23 octubre 2020

¿QUÉ ES LA PERIIMPLANTITIS?

En la actualidad los procedimientos con implantes dentales son la solución más efectiva y segura para rehabilitar la cavidad oral cuando se ha producido la pérdida de una o varias piezas dentales.

Los implantes, al igual que los dientes, pueden ser para toda la vida, pero también pueden sufrir ciertas patologías. La más importante de ellas es una enfermedad inflamatoria que produce la destrucción de los tejidos de soporte del implante.

Cuando la enfermedad sólo afecta a la encía se denomina Mucositis,  pero, si no se trata a tiempo, puede conllevar la destrucción del hueso alrededor del implante, lo que conocemos como Periimplantitis.

SIGNOS Y SÍNTOMAS

Debido a su naturaleza, los implantes rara vez generan dolor, por eso debemos estar mucho más atentos a los síntomas, y acudir periódicamente las revisiones. Algunos de estos síntomas son:

  • – Enrojecimiento de la mucosa que rodea al implante.
  • – Sangrado y supuración.
  • – Aumento del espacio entre el implante y la encía.
  • – Pérdida de hueso alrededor del implante.
  • – Molestias a la masticación o al apretar los dientes.
  • – Movilidad progresiva del implante en los casos más avanzados.

CAUSAS

  • – Enfermedad periodontal previa: haber sufrido enfermedades de las encías sin tratar son el principal factor de riesgo para el desarrollo de la Periimplantitis.
  • – Tabaco y alcohol: ambos debilitan las defensas del organismo y facilitan la invasión por parte de bacterias patógenas.
  • – Mala higiene oral: una buena higiene es fundamental para mantener nuestros implantes saludables, y en ausencia de ella, con total seguridad que tendremos patologías.
  • – Rehabilitaciones protésicas no higiénicas: si el diseño de las fundas o prótesis que ponemos en los implantes no es el adecuado, retendrán mucha suciedad y nos hará difícil el mantenerlas limpias.

TRATAMIENTO Y PREVENCIÓN

El objetivo principal del tratamiento es detener la pérdida progresiva de hueso mediante el control de la infección bacteriana.

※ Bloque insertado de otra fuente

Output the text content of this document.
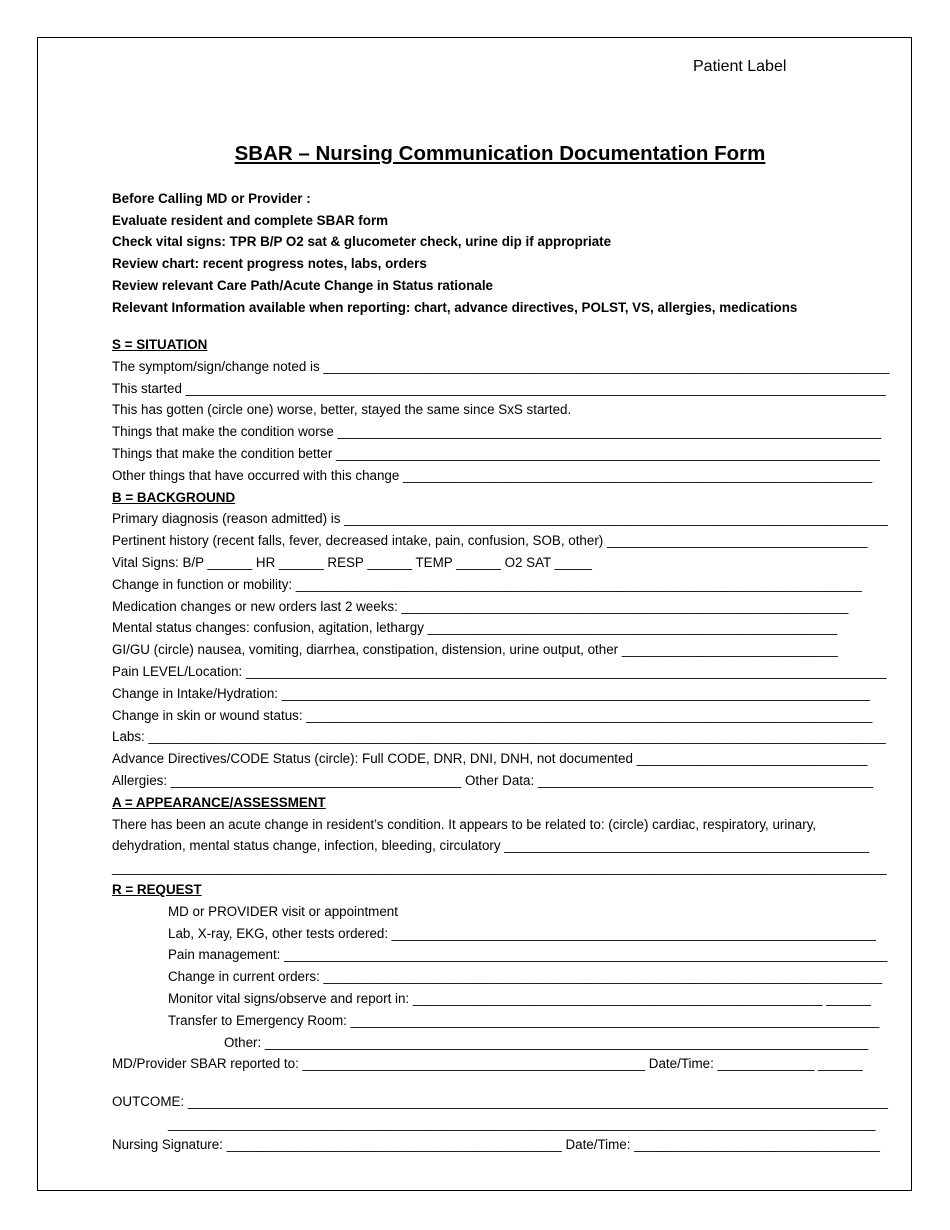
Patient Label
SBAR – Nursing Communication Documentation Form
Before Calling MD or Provider :
Evaluate resident and complete SBAR form
Check vital signs: TPR B/P O2 sat & glucometer check, urine dip if appropriate
Review chart: recent progress notes, labs, orders
Review relevant Care Path/Acute Change in Status rationale
Relevant Information available when reporting: chart, advance directives, POLST, VS, allergies, medications
S = SITUATION
The symptom/sign/change noted is ____________________________________________________________________________
This started ______________________________________________________________________________________________
This has gotten (circle one) worse, better, stayed the same since SxS started.
Things that make the condition worse _________________________________________________________________________
Things that make the condition better _________________________________________________________________________
Other things that have occurred with this change _______________________________________________________________
B = BACKGROUND
Primary diagnosis (reason admitted) is _________________________________________________________________________
Pertinent history (recent falls, fever, decreased intake, pain, confusion, SOB, other) ___________________________________
Vital Signs: B/P ______ HR ______ RESP ______ TEMP ______ O2 SAT _____
Change in function or mobility: ____________________________________________________________________________
Medication changes or new orders last 2 weeks: ____________________________________________________________
Mental status changes: confusion, agitation, lethargy _______________________________________________________
GI/GU (circle) nausea, vomiting, diarrhea, constipation, distension, urine output, other _____________________________
Pain LEVEL/Location: ______________________________________________________________________________________
Change in Intake/Hydration: _______________________________________________________________________________
Change in skin or wound status: ____________________________________________________________________________
Labs: ___________________________________________________________________________________________________
Advance Directives/CODE Status (circle): Full CODE, DNR, DNI, DNH, not documented _______________________________
Allergies: _______________________________________ Other Data: _____________________________________________
A = APPEARANCE/ASSESSMENT
There has been an acute change in resident’s condition. It appears to be related to: (circle) cardiac, respiratory, urinary,
dehydration, mental status change, infection, bleeding, circulatory _________________________________________________
________________________________________________________________________________________________________
R = REQUEST
MD or PROVIDER visit or appointment
Lab, X-ray, EKG, other tests ordered: _________________________________________________________________
Pain management: _________________________________________________________________________________
Change in current orders: ___________________________________________________________________________
Monitor vital signs/observe and report in: _______________________________________________________ ______
Transfer to Emergency Room: _______________________________________________________________________
Other: _________________________________________________________________________________
MD/Provider SBAR reported to: ______________________________________________ Date/Time: _____________ ______
OUTCOME: ______________________________________________________________________________________________
_______________________________________________________________________________________________
Nursing Signature: _____________________________________________ Date/Time: _________________________________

La destrucción de hueso es más rápida y agresiva sobre implantes que sobre dientes, por lo que debemos actuar cuanto antes para detener la periimplantitis. Para ello combinaríamos:

  • – Tratamiento quirúrgico: consiste en la eliminación del tejido infeccioso alrededor del implante y posterior regeneración ósea para recuperar parte del hueso dañado por esta enfermedad.
  • – Tratamiento antibacteriano: mediante la prescripción de fármacos por vía oral o mediante su aplicación local en forma de gel.

Pero como dice el dicho: más vale prevenir que curar. Y para prevenir la periimplantitis lo más importante es mantener una buena higiene, tanto en casa, como acudiendo a revisiones periódicas en la clínica dental. En estas revisiones haremos higiene de toda la boca, pero poniendo especial énfasis en los implantes, y usando un instrumental específico distinto al que se usa en dientes.